If you don't know what a "stack overflow" is, then chances are you don't find yourself trawling the web for answers to obscure computer programming questions. If you did, chances are very high you would end up on Stack Overflow, a question and answer site founded by software expert Joel Spolsky. What began in 2008 as a relatively niche property has grown into one of the 50 biggest websites in the world, covering topics from coding to cooking to golf and averaging 85 million monthly visitors across of network of six sites called Stack Exchange.
Today Stack Exchange announced a $40 million funding round led by Andreessen Horowitz. The money will principally be used to build out Stack Overflow Careers, a site connecting job seekers and companies that are hiring developers. The site gets about 7500 questions a day, about 75 percent of which get answered. Unlike many Q&A sites, such as Quora and Ask.com, Stack Exchange only allows questions with an objective response. You won't find "How can my teenager make friends?" or "What's more disgusting: the men or women's restroom?" Questions that inspire lengthy debate or personal opinion are closed by administrators.

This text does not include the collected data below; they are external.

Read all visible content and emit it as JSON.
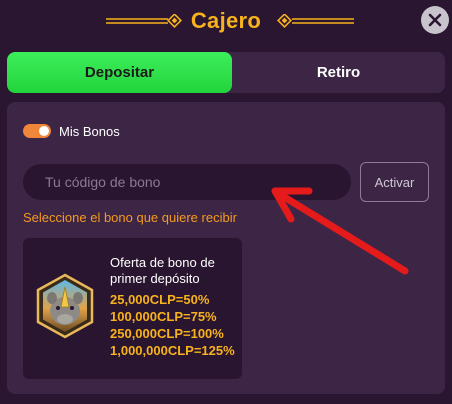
{
  "header": {
    "title": "Cajero"
  },
  "tabs": [
    {
      "label": "Depositar",
      "active": true
    },
    {
      "label": "Retiro",
      "active": false
    }
  ],
  "bonus_toggle": {
    "label": "Mis Bonos",
    "on": true
  },
  "code_input": {
    "placeholder": "Tu código de bono",
    "value": ""
  },
  "activate_button": {
    "label": "Activar"
  },
  "hint": "Seleccione el bono que quiere recibir",
  "bonus_offer": {
    "title": "Oferta de bono de primer depósito",
    "tiers": [
      "25,000CLP=50%",
      "100,000CLP=75%",
      "250,000CLP=100%",
      "1,000,000CLP=125%"
    ]
  },
  "colors": {
    "background": "#2b1631",
    "panel": "#3d2546",
    "accent_gold": "#f7b21c",
    "active_tab": "#2fe24a",
    "hint_orange": "#f59a1d",
    "annotation_arrow": "#e51b1b"
  },
  "icons": [
    "close-icon",
    "rhino-bonus-icon",
    "diamond-ornament-icon"
  ]
}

A career site is a natural extension of the Q&A site, because many recruiters already use answers and reputation on the site as a way to evaluate candidates' programming prowess. "A traditional resume will say where someone worked and maybe what team they were on, but it doesn't tell you if they were the best or worst coder there," says Spolsky. "With Stack Overflow Careers, companies can get a good sense of how a programmer thinks, what they know and what they don't."